My life as a visually impaired travel writer

‘This is the boarding queue for the flight to Alaska, not Atlanta’: My life as a visually impaired travel writer – and the case for everything being a bit bigger, please…

  • Visually impaired travel writer Rob Crossan wants travel to be super-sized 
  • He reveals how he struggles to read seat numbers, menus and info screens
  • He once missed a flight to Atlanta at JFK as he’d misread the gate information 

‘You don’t look like you’re dressed for Alaska,’ said the woman at the boarding gate, before checking my ticket and furrowing her brow even further.

And I wasn’t. The idea had been to traverse New York’s JFK airport and catch a connecting flight to Atlanta. I was in shorts and flip flops in anticipation of the Georgia heat and was already confused as to why so many in the queue were carrying ski gear.

As the United Airlines representative explained patiently, I was in the line for Anchorage, not Atlanta and I really needed to leave the queue quickly.

Visually impaired travel writer Rob Crossan, pictured, reveals that he once joined a boarding queue for a flight to Alaska instead of Atlanta

A four-hour wait, a disgusting pizza and $325 lighter for a new ticket to Atlanta (I’d long missed the original flight) meant I had time to reflect on the perils of being a visually impaired traveller who is often unwilling to ask for help.

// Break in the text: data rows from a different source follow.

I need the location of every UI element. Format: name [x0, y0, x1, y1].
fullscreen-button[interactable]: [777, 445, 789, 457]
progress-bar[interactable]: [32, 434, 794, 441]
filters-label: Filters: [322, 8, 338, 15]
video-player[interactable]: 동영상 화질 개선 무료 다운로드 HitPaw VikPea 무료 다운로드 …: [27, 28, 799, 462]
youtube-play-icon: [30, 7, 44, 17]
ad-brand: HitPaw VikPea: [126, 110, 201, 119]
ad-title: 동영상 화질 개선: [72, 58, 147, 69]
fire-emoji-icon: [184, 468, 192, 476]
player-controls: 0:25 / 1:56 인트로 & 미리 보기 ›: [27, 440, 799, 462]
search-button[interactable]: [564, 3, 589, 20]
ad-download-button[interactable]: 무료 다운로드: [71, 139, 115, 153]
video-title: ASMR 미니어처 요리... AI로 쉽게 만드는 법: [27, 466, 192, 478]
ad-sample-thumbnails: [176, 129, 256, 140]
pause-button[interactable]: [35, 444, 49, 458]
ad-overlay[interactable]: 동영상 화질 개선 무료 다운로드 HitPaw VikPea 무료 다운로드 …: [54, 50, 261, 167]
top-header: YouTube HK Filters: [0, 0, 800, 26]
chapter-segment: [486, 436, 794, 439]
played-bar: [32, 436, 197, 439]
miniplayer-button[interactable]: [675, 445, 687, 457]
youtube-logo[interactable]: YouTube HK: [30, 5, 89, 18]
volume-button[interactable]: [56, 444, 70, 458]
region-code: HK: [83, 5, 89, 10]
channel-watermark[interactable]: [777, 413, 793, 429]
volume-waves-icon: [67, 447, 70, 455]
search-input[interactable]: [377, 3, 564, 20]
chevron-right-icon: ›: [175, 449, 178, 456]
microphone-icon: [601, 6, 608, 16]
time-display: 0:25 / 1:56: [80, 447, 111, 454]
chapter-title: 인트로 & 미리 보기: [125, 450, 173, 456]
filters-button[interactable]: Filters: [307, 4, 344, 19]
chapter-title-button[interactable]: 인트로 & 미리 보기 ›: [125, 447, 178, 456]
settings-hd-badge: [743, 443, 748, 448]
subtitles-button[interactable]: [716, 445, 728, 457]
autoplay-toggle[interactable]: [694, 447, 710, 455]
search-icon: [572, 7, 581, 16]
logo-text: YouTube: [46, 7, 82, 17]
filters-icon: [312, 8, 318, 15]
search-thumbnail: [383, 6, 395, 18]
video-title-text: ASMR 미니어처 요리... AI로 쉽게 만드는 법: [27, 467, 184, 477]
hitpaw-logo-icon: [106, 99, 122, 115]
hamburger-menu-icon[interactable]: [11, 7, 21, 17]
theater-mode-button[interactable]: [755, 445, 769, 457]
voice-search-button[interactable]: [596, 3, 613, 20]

That’s long rankled with me, as someone with a disability (albinism and nystagmus since you ask). 

If airports, train stations, ferry terminals — even restaurants used just a little common sense, I wouldn’t have to seek help. I’d get to where I wanted to be without breaking my male pride or British reserve.

Why are so many destination boards printed in a script so small I would need the Hubble telescope to read it? Why do PA systems still broadcast muffled announcements about where we’re going and what boarding gate I need to be? Why are seat numbers so tiny I need to get to within French-kissing distance to read them?

‘Why are so many destination boards printed in a script so small I would need the Hubble telescope to read it?’ complains Rob

I’ve been a travel writer for two decades now and it’s infuriating how little has changed in this time. 

Don’t get me wrong; I’m glad the days of wheelchair users being put in the guards van on trains and visually impaired people like me being mollycoddled (‘You’re a very brave boy’ a tour guide in Wales once told me – I was 31) but I’m still waiting for travel to be super-sized.

Screens, seat numbers, menus, doorways, lifts. Can everything be a bit bigger please? Because I don’t want even the slightest risk of a weekend in Alaska wearing board shorts ever again.